龙泉心想这老尼姑该是西陵派掌门了然师太,果然一手好飞剑。当下抱拳说:“见过师太!”了然冷冷一笑,拉着长停飞落地面,龙泉也跟着落下地来,了然忽然回头,对龙泉说:“既来我西陵派,便当遵从规矩,我西陵派是佛门圣地,施主还请自重。”
龙泉点头说:“在下谨记师太教诲,不敢造次。”眼见二人一时去了,龙泉肚子也咕咕叫了起来,心想今日真是倒霉,怎么遇到这么个女尼姑,深更半夜,跑到外面来多管闲事!
一夜辗转,龙泉难以入眠。次日一早,西陵派送来早膳,龙泉一气吃了十来个馒头,寒江笑说:“咱们的龙公子好像现在也不斯文了。”木雪凝笑说:“男人就要这样才好。”龙泉心里却登时开朗,只听木雪凝又说:“像寒公子一样,不避不讳,是真名士自风流,何必逡巡四顾,矫揉造作。
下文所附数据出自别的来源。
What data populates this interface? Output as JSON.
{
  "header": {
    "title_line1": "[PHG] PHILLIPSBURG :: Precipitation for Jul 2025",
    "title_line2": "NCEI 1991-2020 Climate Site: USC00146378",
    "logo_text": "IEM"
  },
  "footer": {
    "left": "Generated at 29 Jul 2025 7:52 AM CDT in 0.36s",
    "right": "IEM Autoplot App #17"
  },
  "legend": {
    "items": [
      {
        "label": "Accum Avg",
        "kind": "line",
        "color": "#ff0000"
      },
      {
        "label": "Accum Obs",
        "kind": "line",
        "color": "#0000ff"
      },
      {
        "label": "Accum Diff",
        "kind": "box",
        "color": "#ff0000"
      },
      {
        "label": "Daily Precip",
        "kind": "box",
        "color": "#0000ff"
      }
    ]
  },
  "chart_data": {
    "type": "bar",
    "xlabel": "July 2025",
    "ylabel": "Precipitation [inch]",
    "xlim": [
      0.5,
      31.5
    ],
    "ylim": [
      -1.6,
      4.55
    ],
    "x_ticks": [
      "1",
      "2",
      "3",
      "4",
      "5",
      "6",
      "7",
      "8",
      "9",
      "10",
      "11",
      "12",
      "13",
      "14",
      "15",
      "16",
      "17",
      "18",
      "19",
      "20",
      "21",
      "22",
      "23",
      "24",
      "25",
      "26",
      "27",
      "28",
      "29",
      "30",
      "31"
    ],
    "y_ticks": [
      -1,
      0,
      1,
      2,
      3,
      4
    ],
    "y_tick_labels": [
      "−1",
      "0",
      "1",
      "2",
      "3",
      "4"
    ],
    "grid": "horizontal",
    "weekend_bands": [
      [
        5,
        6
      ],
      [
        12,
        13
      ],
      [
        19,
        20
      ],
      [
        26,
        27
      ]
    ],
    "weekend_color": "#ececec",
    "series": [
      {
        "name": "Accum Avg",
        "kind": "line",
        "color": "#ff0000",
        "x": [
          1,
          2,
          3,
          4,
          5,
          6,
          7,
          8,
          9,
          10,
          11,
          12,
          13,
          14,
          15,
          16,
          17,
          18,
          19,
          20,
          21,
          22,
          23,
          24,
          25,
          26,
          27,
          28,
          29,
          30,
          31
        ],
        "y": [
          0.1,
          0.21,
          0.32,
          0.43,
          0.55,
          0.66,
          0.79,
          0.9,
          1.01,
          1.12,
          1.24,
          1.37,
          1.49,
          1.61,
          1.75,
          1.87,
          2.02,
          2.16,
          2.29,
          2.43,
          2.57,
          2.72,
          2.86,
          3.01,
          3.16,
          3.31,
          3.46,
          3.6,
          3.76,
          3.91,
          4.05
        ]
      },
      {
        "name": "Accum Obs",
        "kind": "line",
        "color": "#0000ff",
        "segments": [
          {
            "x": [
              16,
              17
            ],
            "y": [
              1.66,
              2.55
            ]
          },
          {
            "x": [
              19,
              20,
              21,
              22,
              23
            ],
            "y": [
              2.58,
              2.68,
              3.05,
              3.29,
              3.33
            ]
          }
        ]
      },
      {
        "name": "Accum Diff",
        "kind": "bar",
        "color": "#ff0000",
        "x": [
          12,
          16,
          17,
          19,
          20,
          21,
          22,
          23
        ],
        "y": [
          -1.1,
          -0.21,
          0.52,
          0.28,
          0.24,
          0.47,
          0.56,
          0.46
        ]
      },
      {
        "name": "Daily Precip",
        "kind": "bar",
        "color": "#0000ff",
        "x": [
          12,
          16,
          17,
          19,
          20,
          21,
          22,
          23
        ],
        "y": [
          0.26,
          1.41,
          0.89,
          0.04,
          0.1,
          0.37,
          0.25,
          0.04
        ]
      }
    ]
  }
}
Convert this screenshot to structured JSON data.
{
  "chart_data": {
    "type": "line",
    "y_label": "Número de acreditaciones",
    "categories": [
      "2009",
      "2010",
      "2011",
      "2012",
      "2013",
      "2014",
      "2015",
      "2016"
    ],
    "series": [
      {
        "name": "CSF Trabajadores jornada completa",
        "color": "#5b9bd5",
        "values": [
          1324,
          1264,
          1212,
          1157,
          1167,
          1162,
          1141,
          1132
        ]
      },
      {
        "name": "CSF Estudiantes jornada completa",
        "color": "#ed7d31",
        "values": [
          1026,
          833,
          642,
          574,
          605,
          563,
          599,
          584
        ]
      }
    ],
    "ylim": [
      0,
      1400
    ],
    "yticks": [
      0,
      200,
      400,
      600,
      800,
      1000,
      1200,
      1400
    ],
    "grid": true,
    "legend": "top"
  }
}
”龙泉心里顿时气愤满月复,只觉自己素日对师妹如此体贴,她却去了一次西南,就对这不知从何而来的小子迷得神魂颠倒,偏偏这小子不但桀骜不驯,风度翩翩,还有一身绝技,非我所能比。
三人正食毕,忽然听到一个娇俏的声音说:“听说音谷来了贵客,不曾款待,深感惶恐,长宁见过几位英雄。”寒江等人扭头看去,只见一个年轻女尼满面笑容,快步而来,其容色当在中上之姿,眉目顾盼生辉之处,眼波流转,虽僧袍却难掩妩媚,和长停淡然静处不同,她薄施粉黛,满面春光,加之丹凤妙目,浓烈炽热的嘴唇如同烈火般引人入胜,竟不似出家之人。
龙泉起身,说:“不敢当,是我们打扰贵派清修,敢问师太尊号,如何称呼?”女尼一笑,说:“法号长宁,出家人都很随便,不跟你们一般,又是名又是字的,麻烦。”龙泉笑说:“师太见笑了,其实我们也没那么多规矩,名不过就是小时随便起的而已,到了二十岁行冠礼之时,长辈再隆重起个字,这就比较讲究,不过这到底是大家族书香门第的事情,我们这些江湖人士,哪有这闲工夫。”
长宁一笑,看着龙泉,眼神魅惑,寒江心想这女尼怎么如此色迷迷的,看起来倒像是青楼卖笑之人。龙泉心里也想,这尼姑怎么这般放肆。当下龙泉咳嗽一声,笑说:“我要准备行李了,对了,敢问师太,这里下江南,都到哪里坐船?”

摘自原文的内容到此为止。